If you forget everything from this article except for one thing, remember this: Ted Cruz had absolutely no problem using one of the most persecuted, endangered, and threatened groups in the world today—Middle Eastern Christians—as a prop to draw attention to himself, to increase his stance among the social conservatives that form his party’s base and especially its primary voters, and to give this group advice that would only endanger their lives even further without even a moment’s hesitation, all while being fully aware of his audience and, one would presume, as a self-anointed crusader for persecuted Christians, his audience’s unique and trying circumstances. Most modern demagogues in the U.S. are simply sidelined or ignored by large numbers of people, or are limited in their power. But Sen.
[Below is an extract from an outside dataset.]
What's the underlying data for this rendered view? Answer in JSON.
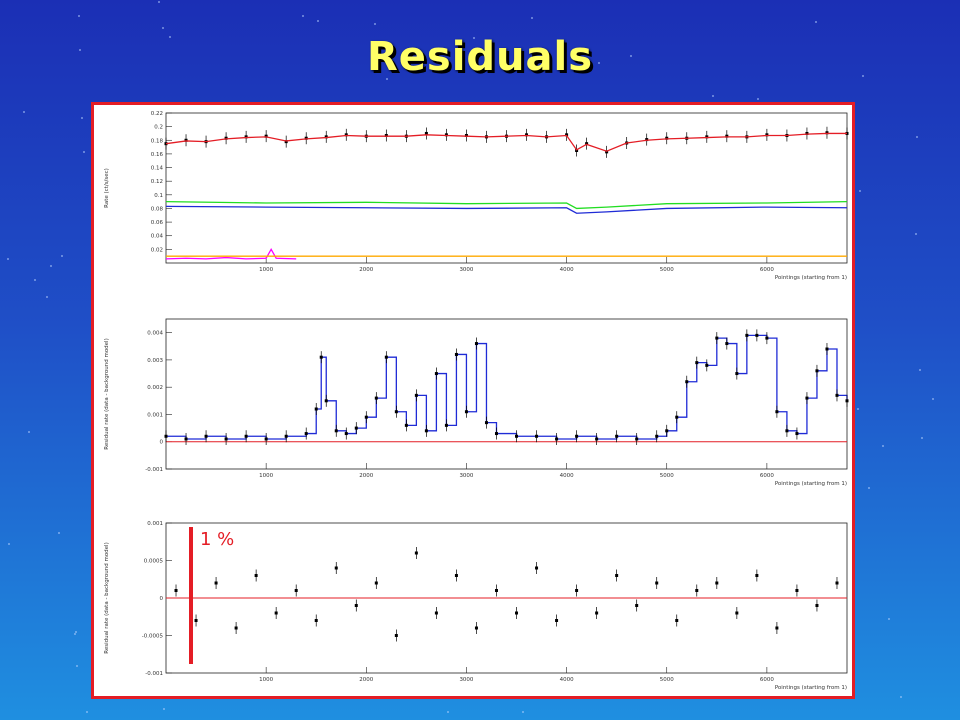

Cruz has shown an ability to throw monkey-wrenches into the system in a way that other demagogues like Sarah Palin and Rush Limbaugh have thus far been unable match, culminating in his actions being the primary reason our government shut down last fall. This makes him more powerful than either Limbaugh or Palin, and something new in the modern era. That such a man would so recklessly endanger the very people he postures himself as trying to protect—an educated, intelligent man whom we must assume has a decent understanding of the realities these people face—is yet another solid reason why liberals and conservatives alike should shun this man as something disgusting and whose actions are beyond even the fringe of acceptable political behavior in this country. As long as there is a significant amount of room for a creature like Cruz to operate, our system is in danger and we must question how we have come to such a low point, and do everything to make sure that people like Sen. Cruz are regarded by strong majorities in both parties as a self-serving charlatan and manipulator, undeserving of any kind of constituency that could ever hope to give him a significant amount of power. That he is regarded more positively than this by large numbers of Americans is a problem, a sickness, and a disease we must all confront, or suffer the devolution of our society and our system with only ourselves to blame.